Question: A coil in the shape of an equilateral triangle of sides I is suspended between the pole pieces of a ...

Question

A coil in the shape of an equilateral triangle of sides I is suspended between the pole pieces of a permanent magnet such that B is in the plane of the coil. If due to a current ‘i’ in the triangle, a torque T acts on it, the side I of the triangle is:
A. $\dfrac{2}{\sqrt{3}}{{\left( \dfrac{T}{Bi} \right)}^{\dfrac{1}{2}}}$
B. $\dfrac{2}{3}\left( \dfrac{T}{Bi} \right)$
C. $2{{\left( \dfrac{T}{\sqrt{3}Bi} \right)}^{\dfrac{1}{2}}}$
D. $\dfrac{1}{\sqrt{2}}\left( \dfrac{T}{Bi} \right)$

Answer 1

Solution

Hint: As the coil is carrying current in the shape of an equilateral triangle and suspended between pieces of magnets, it exerts a torque.

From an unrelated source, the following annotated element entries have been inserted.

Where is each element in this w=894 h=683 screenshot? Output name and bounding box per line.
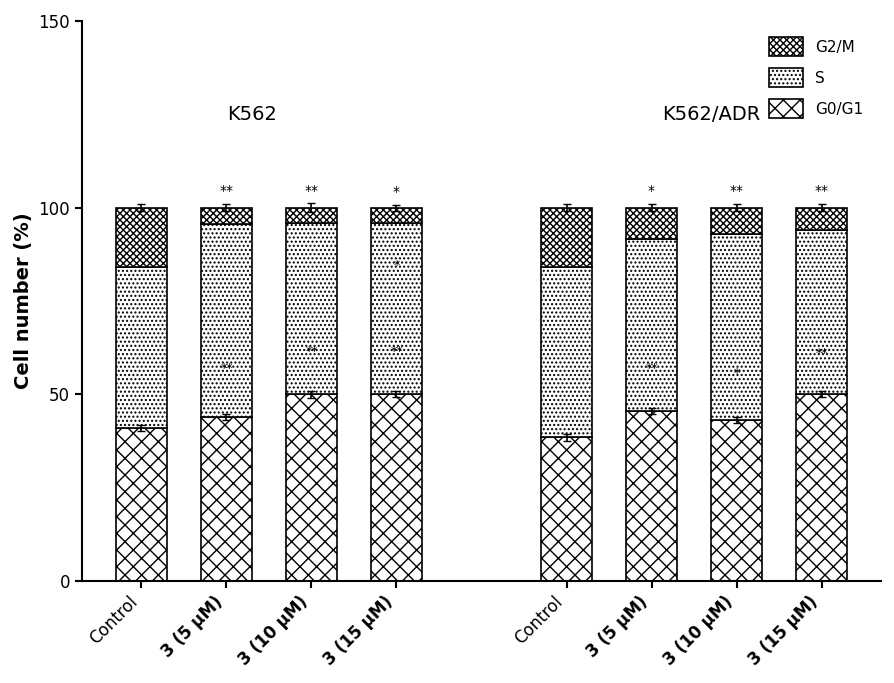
Bar xyxy=(540,208,591,267)
Bar xyxy=(795,230,846,394)
Bar xyxy=(710,421,761,581)
Bar xyxy=(200,208,251,225)
Text: **: ** xyxy=(814,347,827,360)
Text: **: ** xyxy=(814,184,828,198)
Text: **: ** xyxy=(729,184,743,198)
Bar xyxy=(370,223,421,394)
Bar xyxy=(115,428,166,581)
Bar xyxy=(625,239,676,411)
Bar xyxy=(115,208,166,267)
Text: *: * xyxy=(392,259,399,272)
Bar xyxy=(625,411,676,581)
Text: **: ** xyxy=(220,362,232,375)
Bar xyxy=(370,208,421,223)
Text: K562/ADR: K562/ADR xyxy=(662,104,759,124)
Text: **: ** xyxy=(305,345,317,358)
Bar xyxy=(795,208,846,230)
Text: *: * xyxy=(392,185,400,199)
Text: **: ** xyxy=(390,345,402,358)
Bar xyxy=(115,267,166,428)
Bar xyxy=(285,223,336,394)
Text: *: * xyxy=(647,184,654,198)
Text: **: ** xyxy=(645,362,657,375)
Bar xyxy=(540,267,591,437)
Text: **: ** xyxy=(304,184,318,197)
Bar xyxy=(710,208,761,234)
Bar xyxy=(625,208,676,239)
Bar xyxy=(200,417,251,581)
Y-axis label: Cell number (%): Cell number (%) xyxy=(14,212,33,389)
Text: *: * xyxy=(732,367,738,380)
Bar xyxy=(285,208,336,223)
Text: K562: K562 xyxy=(227,104,276,124)
Bar xyxy=(795,394,846,581)
Legend: G2/M, S, G0/G1: G2/M, S, G0/G1 xyxy=(763,31,868,124)
Bar xyxy=(710,234,761,421)
Text: **: ** xyxy=(219,184,233,198)
Bar xyxy=(285,394,336,581)
Bar xyxy=(540,437,591,581)
Bar xyxy=(200,225,251,417)
Bar xyxy=(370,394,421,581)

So, we shall use the torque equation by substituting the known values to find the answer.

Complete step by step solution:
A current carrying coil or loop placed in between magnetic fields experiences a torque. Let us now consider the general equation of torque which is given as
$\tau =rF\sin \theta$
Where, ‘F’ is the force, ‘r’ is the distance and ‘θ’ is the angle between them.
Each segment on the loop is perpendicular to magnetic field B. So, the force can be written as
$F=IlB$
On substituting ‘F’ in general equation, we get
$\tau =\omega IlB\sin \theta$
( $r=\dfrac{\omega }{2}+\dfrac{\omega }{2}=\omega$ due to each vertical component)
If there are many loops with ‘N’ turns, we will get N times torque of one loop and $A=\omega l$ . Therefore, the expression for torque becomes
$\tau =BiNA\sin \theta$
The current is flowing in the clockwise direction through the equilateral triangle and has a magnetic field in the direction of the z-axis.
The torque for the coil can be expressed as
$\tau =BiNA\sin \theta$
$\tau =BiNA\sin {{90}^{\circ }}$
Area of equilateral triangle is calculated as
$A=\dfrac{\sqrt{3}}{4}{{I}^{2}}$
Where ‘I’ is the value of sides. Let us substitute ‘A’ in the equation of torque and assume N=1,
$\tau =Bi\times \dfrac{\sqrt{3}}{4}{{I}^{2}}\times 1$
On rearranging,
${{I}^{2}}=\dfrac{4T}{\sqrt{3}Bi}$
We shall take square root on both sides, the equation becomes
$I=2{{\left( \dfrac{T}{Bi\sqrt{3}} \right)}^{\dfrac{1}{2}}}$
Therefore, the correct answer for the given question is option (C).

Note: The torque equation can be valid for loops of any shapes. The loop carrying a current I, has N turns, each of area A and perpendicular makes an angle θ with the magnetic field B. The net force on the loop will be zero.